The manager finds the service providers, makes the inquiries, requests the proposals, checks references, and provides a comparison and recommendation. Comparing vendors using the table format shown in Table 1 will facilitate this process.

Organizational structure and accessibility
Recent survey results show that the average group practice has five orthopaedic surgeons and a 1:6 orthopaedic surgeon:employee ratio. Even if the practice defines itself simply as “orthopaedic surgeons who want to help patients,” the reality is that practices are healthcare organizations with many employees, each with roles and responsibilities essential to the overall mission.

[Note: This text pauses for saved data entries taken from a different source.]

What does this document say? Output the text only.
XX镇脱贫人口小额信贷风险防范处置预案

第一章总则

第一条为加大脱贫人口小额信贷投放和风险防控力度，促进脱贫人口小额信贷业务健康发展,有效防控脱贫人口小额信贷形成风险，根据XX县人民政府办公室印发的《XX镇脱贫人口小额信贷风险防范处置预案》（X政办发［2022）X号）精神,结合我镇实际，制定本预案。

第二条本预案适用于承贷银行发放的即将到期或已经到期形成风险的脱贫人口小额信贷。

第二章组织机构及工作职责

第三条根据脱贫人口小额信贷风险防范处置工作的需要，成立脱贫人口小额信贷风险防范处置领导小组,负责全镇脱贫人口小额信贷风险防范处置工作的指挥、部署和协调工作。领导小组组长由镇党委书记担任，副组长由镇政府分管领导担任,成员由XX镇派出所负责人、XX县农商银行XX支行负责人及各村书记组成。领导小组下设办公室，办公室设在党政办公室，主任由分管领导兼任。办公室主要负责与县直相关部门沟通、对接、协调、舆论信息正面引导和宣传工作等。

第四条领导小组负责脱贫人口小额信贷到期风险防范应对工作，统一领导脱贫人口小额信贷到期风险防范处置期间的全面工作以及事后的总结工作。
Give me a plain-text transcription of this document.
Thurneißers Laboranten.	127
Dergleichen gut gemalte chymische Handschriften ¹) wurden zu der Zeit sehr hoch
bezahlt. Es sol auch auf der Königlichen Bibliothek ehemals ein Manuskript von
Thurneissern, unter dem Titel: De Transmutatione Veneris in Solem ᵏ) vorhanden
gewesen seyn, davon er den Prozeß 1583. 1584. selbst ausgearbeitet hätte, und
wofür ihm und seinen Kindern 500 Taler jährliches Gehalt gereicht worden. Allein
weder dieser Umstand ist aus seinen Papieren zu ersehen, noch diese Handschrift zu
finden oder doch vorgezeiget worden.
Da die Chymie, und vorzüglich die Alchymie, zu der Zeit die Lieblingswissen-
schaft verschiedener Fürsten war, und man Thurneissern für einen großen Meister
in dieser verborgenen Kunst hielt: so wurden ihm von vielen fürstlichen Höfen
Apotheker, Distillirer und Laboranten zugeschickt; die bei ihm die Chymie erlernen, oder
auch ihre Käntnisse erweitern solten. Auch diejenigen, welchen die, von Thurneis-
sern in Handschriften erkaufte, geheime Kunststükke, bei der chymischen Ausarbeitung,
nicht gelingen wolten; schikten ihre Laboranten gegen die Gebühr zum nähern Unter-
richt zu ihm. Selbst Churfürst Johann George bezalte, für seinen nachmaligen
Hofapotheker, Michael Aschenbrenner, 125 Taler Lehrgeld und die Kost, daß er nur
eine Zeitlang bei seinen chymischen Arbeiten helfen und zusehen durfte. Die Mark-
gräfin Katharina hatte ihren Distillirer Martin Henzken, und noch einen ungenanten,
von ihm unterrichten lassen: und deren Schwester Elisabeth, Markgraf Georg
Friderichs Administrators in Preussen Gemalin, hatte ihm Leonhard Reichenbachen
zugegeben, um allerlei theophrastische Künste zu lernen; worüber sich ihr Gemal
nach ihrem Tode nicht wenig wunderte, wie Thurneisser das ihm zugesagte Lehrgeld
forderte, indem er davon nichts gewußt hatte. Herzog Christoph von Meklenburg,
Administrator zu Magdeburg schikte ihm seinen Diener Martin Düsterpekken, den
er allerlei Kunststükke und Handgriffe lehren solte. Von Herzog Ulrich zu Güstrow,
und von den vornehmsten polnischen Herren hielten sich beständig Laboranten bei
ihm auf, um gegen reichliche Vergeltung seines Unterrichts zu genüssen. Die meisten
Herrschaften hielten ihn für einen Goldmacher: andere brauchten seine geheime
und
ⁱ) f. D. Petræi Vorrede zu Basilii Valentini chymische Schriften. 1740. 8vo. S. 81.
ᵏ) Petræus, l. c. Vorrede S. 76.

Managing people is a huge component of the group practice manager’s job. The practice manager must establish and maintain an organizational structure that supports operational functions and achieves accountability. For example, he or she must ensure that the practice meets regulations and collects payment. At the same time, the practice manager must keep the accessibility and connections among employees, physicians, and patients close and friendly.

Orthopaedic surgeons and group practice managers also have the unique challenge of the matrix management of clinical support staff. The surgeon and the practice manager must comanage nurses, medical assistants, radiology technicians, cast technicians, and other clinical support staff. The working relationship between the physician and the clinical support staff must be both seamless and effective to support the patient experience, provide and document the diagnostics and care, and hold the clinical support staff accountable to the organization as a whole, as other employees are.

Jennifer A. O’Brien, MSOD, is a consultant with KarenZupko & Associates, where she is involved in helping orthopaedic surgeons recruit and select managerial staff.